PERFORMANCE REVIEW DIMENSIONS THAT DON’T SUCK: “Drive”

Kris Dunn Kris Dunn, Performance

It’s the end of the year, which means it’s time for performance reviews, which also means it’s time for the annual onslaught of calls to eliminate the performance review.  Here’s a recent one from the Wall Street Journal – enjoy!

If you read that article, it’s a predictable angle.  End the performance review.  You hate them.  They don’t work.  End it now.

Here’s another idea.  Rather than eliminating the performance review, why don’t you just make it real and actually talk only about things that are important?

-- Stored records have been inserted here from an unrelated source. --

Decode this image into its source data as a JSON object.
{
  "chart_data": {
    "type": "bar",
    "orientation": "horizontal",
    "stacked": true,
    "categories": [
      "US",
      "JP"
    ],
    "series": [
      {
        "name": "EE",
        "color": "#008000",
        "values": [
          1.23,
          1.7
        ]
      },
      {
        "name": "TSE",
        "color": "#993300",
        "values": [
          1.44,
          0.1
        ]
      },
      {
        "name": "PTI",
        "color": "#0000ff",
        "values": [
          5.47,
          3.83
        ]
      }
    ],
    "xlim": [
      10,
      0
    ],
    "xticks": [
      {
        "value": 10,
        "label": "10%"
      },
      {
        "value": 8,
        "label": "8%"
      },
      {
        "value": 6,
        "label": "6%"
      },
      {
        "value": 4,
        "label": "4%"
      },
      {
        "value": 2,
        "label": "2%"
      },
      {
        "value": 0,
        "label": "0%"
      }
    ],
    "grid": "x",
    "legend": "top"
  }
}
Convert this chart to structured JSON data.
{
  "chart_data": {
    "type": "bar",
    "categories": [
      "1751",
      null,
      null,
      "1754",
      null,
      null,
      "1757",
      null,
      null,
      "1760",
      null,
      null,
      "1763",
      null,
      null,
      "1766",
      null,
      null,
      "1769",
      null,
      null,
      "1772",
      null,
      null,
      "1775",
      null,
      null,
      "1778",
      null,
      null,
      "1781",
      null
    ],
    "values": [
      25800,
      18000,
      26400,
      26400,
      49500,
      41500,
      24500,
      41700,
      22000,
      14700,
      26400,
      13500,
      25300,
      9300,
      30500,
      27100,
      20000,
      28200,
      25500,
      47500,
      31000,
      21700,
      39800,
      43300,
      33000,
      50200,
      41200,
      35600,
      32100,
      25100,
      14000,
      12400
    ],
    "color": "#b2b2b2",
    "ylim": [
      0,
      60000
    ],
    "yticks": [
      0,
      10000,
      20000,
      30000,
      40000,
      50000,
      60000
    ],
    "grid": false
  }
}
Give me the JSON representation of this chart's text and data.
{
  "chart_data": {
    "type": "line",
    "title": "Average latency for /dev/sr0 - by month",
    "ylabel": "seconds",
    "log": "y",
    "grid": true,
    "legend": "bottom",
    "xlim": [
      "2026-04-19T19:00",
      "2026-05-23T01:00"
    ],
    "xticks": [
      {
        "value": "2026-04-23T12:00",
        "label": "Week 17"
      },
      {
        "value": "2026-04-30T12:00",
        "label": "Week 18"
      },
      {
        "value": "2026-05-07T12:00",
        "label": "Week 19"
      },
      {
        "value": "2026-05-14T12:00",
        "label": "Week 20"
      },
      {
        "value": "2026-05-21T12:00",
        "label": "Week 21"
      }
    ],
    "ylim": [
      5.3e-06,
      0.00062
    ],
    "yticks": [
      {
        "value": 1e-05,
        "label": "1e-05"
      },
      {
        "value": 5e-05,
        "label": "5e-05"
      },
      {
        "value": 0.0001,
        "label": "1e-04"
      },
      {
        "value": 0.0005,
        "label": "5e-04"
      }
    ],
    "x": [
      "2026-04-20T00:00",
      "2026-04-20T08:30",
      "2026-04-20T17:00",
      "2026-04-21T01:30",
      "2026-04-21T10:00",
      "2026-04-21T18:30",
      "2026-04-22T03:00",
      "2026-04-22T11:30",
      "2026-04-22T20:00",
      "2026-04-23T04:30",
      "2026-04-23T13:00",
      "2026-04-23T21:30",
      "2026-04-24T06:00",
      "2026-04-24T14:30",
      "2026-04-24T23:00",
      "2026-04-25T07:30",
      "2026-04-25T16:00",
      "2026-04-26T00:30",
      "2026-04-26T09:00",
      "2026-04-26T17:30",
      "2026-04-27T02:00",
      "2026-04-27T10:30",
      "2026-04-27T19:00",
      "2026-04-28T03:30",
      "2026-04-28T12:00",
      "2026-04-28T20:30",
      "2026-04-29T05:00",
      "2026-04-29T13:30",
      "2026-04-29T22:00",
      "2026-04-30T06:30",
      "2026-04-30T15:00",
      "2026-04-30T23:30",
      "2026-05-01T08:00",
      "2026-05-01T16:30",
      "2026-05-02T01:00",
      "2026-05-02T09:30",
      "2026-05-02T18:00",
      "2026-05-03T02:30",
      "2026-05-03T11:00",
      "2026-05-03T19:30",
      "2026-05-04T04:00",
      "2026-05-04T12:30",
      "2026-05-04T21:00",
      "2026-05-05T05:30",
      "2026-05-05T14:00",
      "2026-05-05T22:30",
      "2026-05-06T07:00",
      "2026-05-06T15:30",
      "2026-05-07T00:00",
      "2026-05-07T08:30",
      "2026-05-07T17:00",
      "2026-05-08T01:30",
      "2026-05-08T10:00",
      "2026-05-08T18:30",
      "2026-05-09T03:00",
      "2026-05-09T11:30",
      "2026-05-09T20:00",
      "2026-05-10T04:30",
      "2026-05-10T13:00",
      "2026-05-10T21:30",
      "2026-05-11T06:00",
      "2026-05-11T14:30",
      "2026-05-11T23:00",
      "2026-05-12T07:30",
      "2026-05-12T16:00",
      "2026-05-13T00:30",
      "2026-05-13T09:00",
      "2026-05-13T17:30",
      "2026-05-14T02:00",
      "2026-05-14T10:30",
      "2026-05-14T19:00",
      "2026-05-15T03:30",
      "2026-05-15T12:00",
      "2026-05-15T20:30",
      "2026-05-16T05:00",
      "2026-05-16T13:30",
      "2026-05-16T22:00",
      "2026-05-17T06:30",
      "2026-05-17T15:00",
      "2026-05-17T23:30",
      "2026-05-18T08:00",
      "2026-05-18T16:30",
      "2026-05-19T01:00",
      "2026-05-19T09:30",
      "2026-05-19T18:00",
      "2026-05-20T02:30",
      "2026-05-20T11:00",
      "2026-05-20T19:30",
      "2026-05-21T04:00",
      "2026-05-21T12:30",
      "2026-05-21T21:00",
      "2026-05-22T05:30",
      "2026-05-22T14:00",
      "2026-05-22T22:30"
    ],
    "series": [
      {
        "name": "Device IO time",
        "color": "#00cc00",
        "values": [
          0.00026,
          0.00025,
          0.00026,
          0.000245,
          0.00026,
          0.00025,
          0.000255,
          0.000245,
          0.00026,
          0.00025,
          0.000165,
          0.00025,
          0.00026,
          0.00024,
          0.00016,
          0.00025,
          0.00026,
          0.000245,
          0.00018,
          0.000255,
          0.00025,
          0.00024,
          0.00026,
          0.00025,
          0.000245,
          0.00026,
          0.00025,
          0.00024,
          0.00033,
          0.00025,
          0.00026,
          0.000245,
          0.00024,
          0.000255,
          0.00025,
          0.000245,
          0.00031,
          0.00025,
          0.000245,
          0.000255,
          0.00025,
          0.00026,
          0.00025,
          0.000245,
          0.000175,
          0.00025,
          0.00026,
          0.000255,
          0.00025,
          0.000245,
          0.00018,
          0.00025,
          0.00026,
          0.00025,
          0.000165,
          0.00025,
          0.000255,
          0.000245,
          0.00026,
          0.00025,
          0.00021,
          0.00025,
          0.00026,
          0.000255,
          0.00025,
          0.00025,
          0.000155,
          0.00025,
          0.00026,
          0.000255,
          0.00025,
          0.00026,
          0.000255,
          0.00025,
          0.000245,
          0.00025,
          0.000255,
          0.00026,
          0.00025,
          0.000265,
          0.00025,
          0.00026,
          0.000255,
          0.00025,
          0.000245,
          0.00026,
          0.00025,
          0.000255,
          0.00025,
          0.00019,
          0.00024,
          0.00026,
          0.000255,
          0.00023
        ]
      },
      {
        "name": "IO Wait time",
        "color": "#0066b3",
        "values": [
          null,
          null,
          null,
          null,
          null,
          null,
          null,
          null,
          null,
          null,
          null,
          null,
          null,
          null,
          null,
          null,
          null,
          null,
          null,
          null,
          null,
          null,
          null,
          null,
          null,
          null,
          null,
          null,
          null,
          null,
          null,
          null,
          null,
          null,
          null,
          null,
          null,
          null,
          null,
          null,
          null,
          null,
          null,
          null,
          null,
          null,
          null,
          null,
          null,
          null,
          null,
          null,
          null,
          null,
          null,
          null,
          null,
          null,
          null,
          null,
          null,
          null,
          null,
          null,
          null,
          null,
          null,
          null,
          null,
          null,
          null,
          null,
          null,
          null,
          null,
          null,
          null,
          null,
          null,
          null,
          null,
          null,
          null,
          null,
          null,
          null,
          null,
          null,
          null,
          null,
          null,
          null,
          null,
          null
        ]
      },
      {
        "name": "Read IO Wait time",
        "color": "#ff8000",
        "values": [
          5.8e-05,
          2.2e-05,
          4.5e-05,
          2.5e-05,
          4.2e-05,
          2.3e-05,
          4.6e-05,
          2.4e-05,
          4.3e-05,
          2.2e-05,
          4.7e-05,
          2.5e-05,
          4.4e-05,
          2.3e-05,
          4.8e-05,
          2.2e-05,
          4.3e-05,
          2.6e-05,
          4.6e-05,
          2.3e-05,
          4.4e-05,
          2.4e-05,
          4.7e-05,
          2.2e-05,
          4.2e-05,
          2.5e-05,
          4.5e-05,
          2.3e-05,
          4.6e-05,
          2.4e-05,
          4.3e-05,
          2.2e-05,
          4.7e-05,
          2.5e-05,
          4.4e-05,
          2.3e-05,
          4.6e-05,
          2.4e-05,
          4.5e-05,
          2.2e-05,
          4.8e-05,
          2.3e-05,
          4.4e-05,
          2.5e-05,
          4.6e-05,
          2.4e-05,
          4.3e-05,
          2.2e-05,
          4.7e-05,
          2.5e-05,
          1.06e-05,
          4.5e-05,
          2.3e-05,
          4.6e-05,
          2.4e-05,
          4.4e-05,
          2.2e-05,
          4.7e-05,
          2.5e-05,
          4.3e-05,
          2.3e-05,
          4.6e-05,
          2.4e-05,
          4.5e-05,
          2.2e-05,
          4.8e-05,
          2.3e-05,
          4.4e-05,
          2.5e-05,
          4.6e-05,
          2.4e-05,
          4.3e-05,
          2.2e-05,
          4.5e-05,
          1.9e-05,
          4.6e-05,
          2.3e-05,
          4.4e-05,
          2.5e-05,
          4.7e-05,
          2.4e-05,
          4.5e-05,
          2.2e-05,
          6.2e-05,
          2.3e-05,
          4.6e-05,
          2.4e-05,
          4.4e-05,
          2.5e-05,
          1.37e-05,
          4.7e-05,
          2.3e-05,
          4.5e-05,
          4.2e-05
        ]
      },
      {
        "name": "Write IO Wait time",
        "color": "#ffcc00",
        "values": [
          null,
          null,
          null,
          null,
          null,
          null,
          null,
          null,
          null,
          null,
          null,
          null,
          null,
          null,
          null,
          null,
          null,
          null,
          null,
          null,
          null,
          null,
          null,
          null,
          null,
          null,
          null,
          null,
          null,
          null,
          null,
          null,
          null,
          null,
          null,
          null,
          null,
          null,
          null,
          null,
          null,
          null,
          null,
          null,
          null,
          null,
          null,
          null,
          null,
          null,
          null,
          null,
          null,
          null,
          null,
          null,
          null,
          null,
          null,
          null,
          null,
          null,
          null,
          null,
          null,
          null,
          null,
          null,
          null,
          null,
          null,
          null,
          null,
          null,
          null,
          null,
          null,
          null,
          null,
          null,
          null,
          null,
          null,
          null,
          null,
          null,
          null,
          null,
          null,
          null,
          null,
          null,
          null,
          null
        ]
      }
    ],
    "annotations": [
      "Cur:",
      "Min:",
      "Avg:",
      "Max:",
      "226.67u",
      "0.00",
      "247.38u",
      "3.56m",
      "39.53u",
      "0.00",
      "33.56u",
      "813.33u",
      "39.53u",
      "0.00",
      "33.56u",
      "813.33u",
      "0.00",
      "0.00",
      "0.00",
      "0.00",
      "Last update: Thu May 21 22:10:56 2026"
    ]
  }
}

There are three ways to make your performance reviews real:

  1. Establish goals by answering the following question.  If you could only talk to your direct report about a max of 5 things, what would those five things be?  That’s your goals section.
  2. Replace your lame company values with potential factors.  Things like integrity are a given. You’ve got a code of conduct policy for that, skippy.  Don’t clutter any performance dimensions you’re using to give an employee performance feedback with soft things like integrity, honesty, doing the right thing, etc.  All givens.  Instead, you need to tell them how the company really hires/promotes/fires – what are the performance dimensions that really matter?
  3. Be hard as hell when explaining what the difference between meeting and exceeding the expectation is with any goal or dimension.  CODE:  You’re doing fine.  Average if you will.  Here’s what you really need to do if you want to kick #@#.

That’s all you have to do to make a performance review meaningful.  Wait – you also have to deliver the review with brutal honesty and dialog with your direct report.  So, that’s two big things most managers need to change.

Bonus related to the title of this post:  Want to get some blood flowing in the review process?  Replace integrity/honesty/does the right thing with this dimension and description:

Drive (drv):  The type of person we hire is generally the passionate type in what they do for a living and likes to compete in everything they do.  There’s a certain level of drive that these people bring to the table, and as a result of that drive, the average <insert your company’s name here> hire tends to compete daily – at work and outside of work. (discretionary effort)

Insert that dimension and then give a Plodder honest feedback, about why they’re a “meets” related to that definition – or why they don’t even meet the minimum – then watch the spirit of the review change.

Of course, I know that everyone has a different definition of what drive is and you can nickel and dime my definition to death.  That’s not the point.  The point is you have your own definition and get to what’s real in your review process related to what really drives results at your company.

Or you can stick with Integrity.  “Jim, I gave you a “meets” for integrity.  Why a meets and not an exceeds?  Great question, I guess I need to see you whistleblow a person or two before I could give you an exceeds“.

Good luck with your evals.  I hope the conflict avoidance goes well this year.